Глава 7. Смех оставшихся в живых
Уже к вечеру первого дня рояль на «Гиденбурге» перестал казаться блажью. Полет проходил спокойно, но пассажиры отчаянно скучали. Уолтер краем уха слышал, что компания студентов из соседнего крыла собирается скинуться на оплату выступления Томаса. На корабле не было библиотеки, новости передавали по громкой связи в обед и вечером. Новости приходили только альбионские, а из Кайзерстата озвучивали политическую сводку. Единственным сообщением, заинтересовавшим Уолтера было короткое: «Комиссия по этике отказалась от проверок убийств в Лигеплаце, Кайзерстат».
Служительница Спящего появилась в столовой на втором завтраке. Обведя зал испуганным взглядом, она встретилась глазами с Уолтером. Он жестом пригласил ее сесть за их стол и она, благодарно кивнув, заняла свободное место.
— Да продлится вечно Его сон! — сказал Уолтер, улыбнувшись.
— И да будут светлы Его сны… — тихо отозвалась она.
При свете Уолтер смог лучше рассмотреть девушку. Невысокая и почти болезненно худая, она выглядела в своем плотном шерстяном платье гимназисткой. Волосы мышиного оттенка она собрала в тугой узел на затылке и скрепила широкой черной лентой с огромным бантом — единственным украшением. Худое бледное лицо, светлые глаза, тонкие губы, маленький нос — когда Уолтер отворачивался, ее лицо распадалось на отдельные детали и словно стиралось из памяти.
— Меня зовут Уолтер Честейн, это моя сестра — Сулла, — привычно представил Уолтер обоих.
Эльстер широко улыбнулась и склонила голову к плечу, разглядывая собеседницу. Уолтер давно заметил эту птичью привычку и задавался вопросом, было ли это особенностью всех «пташек», но спросить стеснялся.

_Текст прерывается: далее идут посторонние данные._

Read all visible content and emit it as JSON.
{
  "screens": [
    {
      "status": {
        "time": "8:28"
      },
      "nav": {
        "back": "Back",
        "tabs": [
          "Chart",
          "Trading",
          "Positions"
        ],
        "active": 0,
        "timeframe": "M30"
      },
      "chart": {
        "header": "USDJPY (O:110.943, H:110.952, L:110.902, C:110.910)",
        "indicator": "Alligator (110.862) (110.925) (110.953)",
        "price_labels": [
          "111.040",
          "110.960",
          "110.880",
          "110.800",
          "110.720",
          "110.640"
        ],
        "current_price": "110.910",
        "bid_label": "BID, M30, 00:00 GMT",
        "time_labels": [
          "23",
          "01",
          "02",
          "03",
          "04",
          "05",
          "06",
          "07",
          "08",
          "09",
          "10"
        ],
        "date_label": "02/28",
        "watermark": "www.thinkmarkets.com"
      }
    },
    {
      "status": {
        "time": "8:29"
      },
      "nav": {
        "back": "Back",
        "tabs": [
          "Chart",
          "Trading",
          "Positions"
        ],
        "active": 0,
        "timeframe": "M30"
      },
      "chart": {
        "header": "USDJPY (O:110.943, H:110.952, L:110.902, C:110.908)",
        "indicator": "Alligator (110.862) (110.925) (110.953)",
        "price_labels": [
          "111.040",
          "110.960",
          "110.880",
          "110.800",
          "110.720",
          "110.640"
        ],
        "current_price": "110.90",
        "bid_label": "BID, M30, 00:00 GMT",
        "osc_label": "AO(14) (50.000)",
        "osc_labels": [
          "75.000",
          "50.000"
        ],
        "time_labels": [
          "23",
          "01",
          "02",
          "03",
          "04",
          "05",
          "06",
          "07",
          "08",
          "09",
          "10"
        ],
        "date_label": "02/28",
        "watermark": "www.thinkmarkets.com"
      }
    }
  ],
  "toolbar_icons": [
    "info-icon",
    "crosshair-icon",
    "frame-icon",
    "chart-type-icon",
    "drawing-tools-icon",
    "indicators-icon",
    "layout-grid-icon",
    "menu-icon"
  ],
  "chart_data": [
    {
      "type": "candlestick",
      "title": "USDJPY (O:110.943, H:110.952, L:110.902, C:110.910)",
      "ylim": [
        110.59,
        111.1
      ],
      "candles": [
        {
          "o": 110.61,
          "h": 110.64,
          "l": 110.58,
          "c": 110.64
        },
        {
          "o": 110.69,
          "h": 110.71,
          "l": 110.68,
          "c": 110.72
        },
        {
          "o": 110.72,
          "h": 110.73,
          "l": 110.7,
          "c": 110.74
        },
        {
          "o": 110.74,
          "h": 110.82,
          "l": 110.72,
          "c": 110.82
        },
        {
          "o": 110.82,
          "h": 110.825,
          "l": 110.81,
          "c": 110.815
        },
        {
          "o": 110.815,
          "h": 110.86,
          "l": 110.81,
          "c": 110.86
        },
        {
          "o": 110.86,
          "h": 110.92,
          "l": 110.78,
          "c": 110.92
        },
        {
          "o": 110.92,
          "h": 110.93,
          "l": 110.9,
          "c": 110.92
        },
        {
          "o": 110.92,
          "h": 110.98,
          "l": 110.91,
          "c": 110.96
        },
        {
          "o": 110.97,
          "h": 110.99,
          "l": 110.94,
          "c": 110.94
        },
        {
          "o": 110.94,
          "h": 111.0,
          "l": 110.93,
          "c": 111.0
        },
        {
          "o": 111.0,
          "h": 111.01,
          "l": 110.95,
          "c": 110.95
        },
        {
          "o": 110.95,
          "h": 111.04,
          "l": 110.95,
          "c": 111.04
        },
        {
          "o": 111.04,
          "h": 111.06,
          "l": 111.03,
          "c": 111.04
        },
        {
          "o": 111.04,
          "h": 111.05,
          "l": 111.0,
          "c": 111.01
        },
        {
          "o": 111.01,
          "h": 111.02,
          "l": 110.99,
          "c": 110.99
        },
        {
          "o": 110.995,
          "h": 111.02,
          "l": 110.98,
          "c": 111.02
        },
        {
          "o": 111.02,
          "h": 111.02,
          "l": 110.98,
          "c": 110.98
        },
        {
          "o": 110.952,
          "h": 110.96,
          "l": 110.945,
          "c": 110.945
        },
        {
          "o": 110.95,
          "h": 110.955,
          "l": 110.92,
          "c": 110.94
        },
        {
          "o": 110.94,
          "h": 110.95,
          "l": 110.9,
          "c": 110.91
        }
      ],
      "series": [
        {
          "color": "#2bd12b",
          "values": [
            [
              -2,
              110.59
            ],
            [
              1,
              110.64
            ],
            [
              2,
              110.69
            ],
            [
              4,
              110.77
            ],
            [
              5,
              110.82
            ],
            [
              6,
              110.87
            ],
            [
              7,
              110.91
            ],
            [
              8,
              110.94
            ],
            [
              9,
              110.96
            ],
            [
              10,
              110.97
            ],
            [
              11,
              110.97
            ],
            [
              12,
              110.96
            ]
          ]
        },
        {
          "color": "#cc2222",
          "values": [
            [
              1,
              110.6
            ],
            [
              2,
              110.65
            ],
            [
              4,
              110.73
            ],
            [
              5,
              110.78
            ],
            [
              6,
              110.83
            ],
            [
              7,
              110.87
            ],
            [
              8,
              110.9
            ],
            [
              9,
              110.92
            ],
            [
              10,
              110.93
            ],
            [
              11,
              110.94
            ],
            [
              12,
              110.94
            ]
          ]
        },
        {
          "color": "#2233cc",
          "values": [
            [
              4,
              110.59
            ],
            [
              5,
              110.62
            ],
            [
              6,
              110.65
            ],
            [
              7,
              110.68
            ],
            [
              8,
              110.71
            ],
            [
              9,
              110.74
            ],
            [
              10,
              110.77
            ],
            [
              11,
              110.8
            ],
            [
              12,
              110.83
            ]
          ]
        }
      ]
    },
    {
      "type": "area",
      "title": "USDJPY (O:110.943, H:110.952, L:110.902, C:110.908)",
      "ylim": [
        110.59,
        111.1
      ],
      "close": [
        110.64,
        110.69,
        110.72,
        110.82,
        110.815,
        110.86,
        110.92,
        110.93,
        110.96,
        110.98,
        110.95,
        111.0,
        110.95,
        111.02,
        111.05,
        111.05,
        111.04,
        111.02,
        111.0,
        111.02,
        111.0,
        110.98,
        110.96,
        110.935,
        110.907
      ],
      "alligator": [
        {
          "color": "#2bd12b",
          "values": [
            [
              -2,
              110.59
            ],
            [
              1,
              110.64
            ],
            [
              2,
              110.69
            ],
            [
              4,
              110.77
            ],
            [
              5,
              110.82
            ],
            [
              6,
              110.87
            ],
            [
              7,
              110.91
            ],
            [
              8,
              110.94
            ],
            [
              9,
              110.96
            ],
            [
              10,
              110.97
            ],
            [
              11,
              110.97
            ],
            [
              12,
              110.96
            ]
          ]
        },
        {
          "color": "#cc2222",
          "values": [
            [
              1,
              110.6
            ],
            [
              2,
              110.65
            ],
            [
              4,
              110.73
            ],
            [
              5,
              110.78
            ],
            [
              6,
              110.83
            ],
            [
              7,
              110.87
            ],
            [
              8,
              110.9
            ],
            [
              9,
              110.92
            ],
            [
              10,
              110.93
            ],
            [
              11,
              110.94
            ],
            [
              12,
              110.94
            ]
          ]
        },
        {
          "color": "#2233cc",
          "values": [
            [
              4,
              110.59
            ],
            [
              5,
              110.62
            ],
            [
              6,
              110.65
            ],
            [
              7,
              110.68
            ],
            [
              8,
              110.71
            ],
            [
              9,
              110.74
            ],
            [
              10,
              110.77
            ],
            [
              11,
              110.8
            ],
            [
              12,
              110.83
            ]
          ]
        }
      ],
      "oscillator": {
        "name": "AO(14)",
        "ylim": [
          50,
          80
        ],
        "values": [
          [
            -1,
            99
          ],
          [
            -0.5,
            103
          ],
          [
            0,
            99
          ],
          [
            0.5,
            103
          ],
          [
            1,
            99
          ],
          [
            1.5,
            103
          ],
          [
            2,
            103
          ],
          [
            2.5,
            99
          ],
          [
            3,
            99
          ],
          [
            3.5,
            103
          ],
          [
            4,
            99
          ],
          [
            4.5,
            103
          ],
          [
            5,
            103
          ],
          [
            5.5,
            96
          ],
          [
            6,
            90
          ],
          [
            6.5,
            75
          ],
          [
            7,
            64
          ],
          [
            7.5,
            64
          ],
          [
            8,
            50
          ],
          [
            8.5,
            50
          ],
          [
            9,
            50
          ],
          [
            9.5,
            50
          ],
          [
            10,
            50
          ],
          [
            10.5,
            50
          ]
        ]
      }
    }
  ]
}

— Бекка, герр… фройляйн… — тихо отозвалась она. — Я хотела поблагодарить вас, герр Уолтер, за то, что вы обратили на меня внимание и… и не посчитали выше себя найти слова… слова утешения… Спящий не просыпается… благодаря таким людям, как вы, герр Уолтер…
Бекка говорила тихо, часто сбиваясь, заикаясь и отчаянно краснея. Уолтер чувствовал нарастающую с каждым ее словом неловкость, но боялся перебить Бекку, опасаясь, что она смутится еще больше и расплачется.
— Надеюсь, сейчас вам лучше? — спросил Уолтер, решив избежать продолжения неудобного разговора.
— Да, герр… Простите, я в первый раз куда-то лечу, наш настоятель, патер Штольц, отпустил меня в альбионский монастырь святой Лукреции… Потому что я очень боялась оставаться в Лигеплаце…
— Неужели вы думаете, что служительницам Спящего что-то грозило? — с неожиданной неприязнью спросила Эльстер.
— Мне не дано проникнуть в разум монстра, фройляйн, но монстру… дано проникнуть в мой! Я не могла ни есть, ни спать — мне казалось, что фигура в черном плаще и цилиндре стоит рядом, занося лезвие… Я молилась, чтобы это кончилось, но больше молилась за всех жителей Лигеплаца, и Спящий не видел во сне ничего из того, о чем я Ему нашептывала…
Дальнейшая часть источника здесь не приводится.